Met moeite verlaat ik het packhuis en loop richting de grens. Bij de grens zijn er momenteel geen wachters te vinden. Maar verstopt zitten ze zeker. Oliver zie ik nergens, ik ruik hem ook niet.

Het geluid van ritselende bladeren trekt mijn aandacht. Waarom rook ik hem niet?

"Jane," fluistert hij. Bezorgd kijkt hij mij aan. "Wat zie je er uit," mompelt hij en legt zijn hand op mijn wang. "Dat zie ik als een compliment," grinnik ik zwakjes. Oliver schudt zijn hoofd en pakt mijn tas van mij over. Hij hangt hem op zijn rug en tilt mij vervolgens met gemak op.

"Eet jij wel?" vraagt hij plots tijdens het lopen. "Ja," antwoord ik snel. Eigenlijk niet, want ik ben non-stop misselijk. "Lieg niet, Jane. Je bent lichter dan de vorige keer," De vorige keer? Die keer toen ik zeker buiten bewustzijn was.
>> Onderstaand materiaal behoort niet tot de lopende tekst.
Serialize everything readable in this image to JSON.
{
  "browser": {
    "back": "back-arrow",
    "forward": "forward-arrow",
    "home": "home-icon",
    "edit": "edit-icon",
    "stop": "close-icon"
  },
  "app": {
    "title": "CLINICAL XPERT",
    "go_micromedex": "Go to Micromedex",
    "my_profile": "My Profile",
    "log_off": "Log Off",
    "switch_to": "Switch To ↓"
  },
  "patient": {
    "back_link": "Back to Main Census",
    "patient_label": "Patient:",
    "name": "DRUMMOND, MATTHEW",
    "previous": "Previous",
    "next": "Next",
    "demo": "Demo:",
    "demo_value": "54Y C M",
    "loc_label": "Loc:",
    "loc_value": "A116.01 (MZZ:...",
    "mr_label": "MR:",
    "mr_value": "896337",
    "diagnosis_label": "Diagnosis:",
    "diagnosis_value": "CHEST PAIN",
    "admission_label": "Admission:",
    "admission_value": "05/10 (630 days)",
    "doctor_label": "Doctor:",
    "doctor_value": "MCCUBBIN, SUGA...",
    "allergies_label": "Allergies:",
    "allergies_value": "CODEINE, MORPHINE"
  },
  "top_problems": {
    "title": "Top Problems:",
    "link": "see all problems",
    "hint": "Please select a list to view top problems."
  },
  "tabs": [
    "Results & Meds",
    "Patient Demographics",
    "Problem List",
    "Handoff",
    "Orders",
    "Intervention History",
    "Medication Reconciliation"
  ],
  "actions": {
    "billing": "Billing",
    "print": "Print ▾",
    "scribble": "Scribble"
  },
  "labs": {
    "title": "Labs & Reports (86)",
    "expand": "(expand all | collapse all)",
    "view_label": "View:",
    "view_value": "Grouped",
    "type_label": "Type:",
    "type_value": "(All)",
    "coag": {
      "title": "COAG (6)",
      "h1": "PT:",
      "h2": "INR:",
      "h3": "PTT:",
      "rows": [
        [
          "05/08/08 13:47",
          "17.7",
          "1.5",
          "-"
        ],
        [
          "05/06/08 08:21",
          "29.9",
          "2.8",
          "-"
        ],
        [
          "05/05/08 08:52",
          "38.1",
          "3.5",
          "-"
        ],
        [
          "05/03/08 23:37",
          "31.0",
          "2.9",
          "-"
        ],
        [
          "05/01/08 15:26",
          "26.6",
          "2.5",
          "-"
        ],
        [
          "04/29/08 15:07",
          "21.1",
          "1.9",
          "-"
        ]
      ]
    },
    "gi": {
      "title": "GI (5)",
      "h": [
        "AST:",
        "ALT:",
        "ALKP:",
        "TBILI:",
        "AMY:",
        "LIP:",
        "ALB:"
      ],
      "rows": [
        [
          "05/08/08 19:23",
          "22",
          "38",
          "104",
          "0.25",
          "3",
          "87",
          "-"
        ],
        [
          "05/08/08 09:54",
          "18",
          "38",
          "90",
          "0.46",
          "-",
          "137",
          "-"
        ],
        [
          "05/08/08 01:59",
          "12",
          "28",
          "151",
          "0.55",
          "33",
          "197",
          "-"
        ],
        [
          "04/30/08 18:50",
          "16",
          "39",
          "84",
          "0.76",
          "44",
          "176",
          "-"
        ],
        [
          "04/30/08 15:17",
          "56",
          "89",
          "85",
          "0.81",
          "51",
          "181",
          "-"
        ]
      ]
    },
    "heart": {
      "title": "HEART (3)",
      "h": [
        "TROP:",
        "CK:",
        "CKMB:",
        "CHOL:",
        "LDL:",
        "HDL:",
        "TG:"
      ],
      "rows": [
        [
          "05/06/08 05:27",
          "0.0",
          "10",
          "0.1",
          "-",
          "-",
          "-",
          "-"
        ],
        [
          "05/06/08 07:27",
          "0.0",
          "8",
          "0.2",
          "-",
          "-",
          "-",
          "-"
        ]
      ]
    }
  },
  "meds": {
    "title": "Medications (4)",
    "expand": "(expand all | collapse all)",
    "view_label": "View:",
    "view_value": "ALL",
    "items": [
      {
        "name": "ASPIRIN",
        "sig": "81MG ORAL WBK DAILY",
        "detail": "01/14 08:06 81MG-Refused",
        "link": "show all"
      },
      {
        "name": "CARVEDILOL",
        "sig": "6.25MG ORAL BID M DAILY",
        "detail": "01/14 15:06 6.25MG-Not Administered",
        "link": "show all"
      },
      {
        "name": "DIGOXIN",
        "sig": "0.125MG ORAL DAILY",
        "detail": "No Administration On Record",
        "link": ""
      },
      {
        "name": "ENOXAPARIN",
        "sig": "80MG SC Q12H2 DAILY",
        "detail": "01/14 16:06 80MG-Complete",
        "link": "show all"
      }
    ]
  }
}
"Oké, ik eet niet," mompel ik. Oliver wilt wat zeggen, maar houdt zijn mond gesloten. "Je bent hooguit vier of vijf dagen niet op school geweest en je ziet er nog slechter uit. Jane, ik beloof je dat ik zo snel mogelijk het anti-gif voor je haal," zegt Oliver.

"Waarom ben je zo bezorgd om mij? Waarom wil je mij per see redden? En ga nou niet zeggen dat, dat niet in jou aard zit. Demonwolven geven niet zomaar om andere wolven, als zij een andere wolf hebben vergiftigd dan wachten ze af tot ze dood zijn," ratel ik in één keer door. Gelijk ben ik weer buiten adem.

Oliver zijn ogen flitsen van blauw naar zwart, heel snel.

"Het is een reden dat ik je niet kan vertellen," zegt hij, met op één geklemde kaken. Ik rol met mijn ogen en kijk nors naar mijn handen. Mijn vingers zijn dunner. Zo dun, dat het lijkt alsof je ze zo kunt breken.

Plots dringt er een hele scherpe lucht mijn neus binnen. Als ik op kijk, snap ik al waarom. We zijn in Oliver zijn pack, vol met demonwolven. De demonwolven merken mij op. Sommige kijken grijnzend, andere geschrokken en een paar zelfs meelevend.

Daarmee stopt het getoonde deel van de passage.